A number of participants cited these field trips as a highlight of the program. "The field trips were very useful," says Judy Staicer, who teaches set design in Tufts' drama department. "They brought home in a practical way what the solutions are, what works in solving environmental problems."
Each TELI workshop costs about $100,000 to put on. The program was originally funded by Allied-Signal Corporation, a chemical company, but now the costs are split among the Environmental Protection Agency and three corporations: Union Carbide, Dow, and Du Pont.
The program also has received the White House's seal of approval. In fall 1991, President Bush awarded the program an Environmental and Conservation Challenge Award.

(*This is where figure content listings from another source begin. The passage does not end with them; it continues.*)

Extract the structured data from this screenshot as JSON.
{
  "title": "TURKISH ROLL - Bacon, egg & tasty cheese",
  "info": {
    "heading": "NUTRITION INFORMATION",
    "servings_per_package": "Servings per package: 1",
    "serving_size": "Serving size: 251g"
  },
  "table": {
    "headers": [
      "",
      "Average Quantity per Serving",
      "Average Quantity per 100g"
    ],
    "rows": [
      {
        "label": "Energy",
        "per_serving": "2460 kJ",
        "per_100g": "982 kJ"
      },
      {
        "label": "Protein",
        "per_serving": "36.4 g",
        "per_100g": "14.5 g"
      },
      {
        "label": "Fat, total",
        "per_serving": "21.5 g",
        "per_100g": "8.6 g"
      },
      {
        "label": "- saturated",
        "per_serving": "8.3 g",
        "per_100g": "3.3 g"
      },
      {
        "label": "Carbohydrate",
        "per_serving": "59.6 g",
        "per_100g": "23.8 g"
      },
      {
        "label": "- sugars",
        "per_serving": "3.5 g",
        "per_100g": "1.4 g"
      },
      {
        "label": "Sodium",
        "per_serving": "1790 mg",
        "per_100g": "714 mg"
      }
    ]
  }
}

Now TELI hopes to take its success on the road. Cortese is applying for an EPA grant to train other American universities how to set up similar programs. During the Earth Summit, he visited Brazil to finalize the arrangements for a Brazilian Environmental Education and Research Partnership to be run by Tufts in cooperation with four Brazilian universities. The money for the Brazilian venture, which will train local professors in "environmental awareness," is coming mainly from Alcoa Corporation.
But Cortese isn't planning to stop with that project. "I've written a proposal that says that if we develop 50 centers like this on a worldwide basis we can reach a million students a year for a cost of just $50 million," he says proudly. Later, he adds, "It's an exciting idea for the future." And an ambitious one.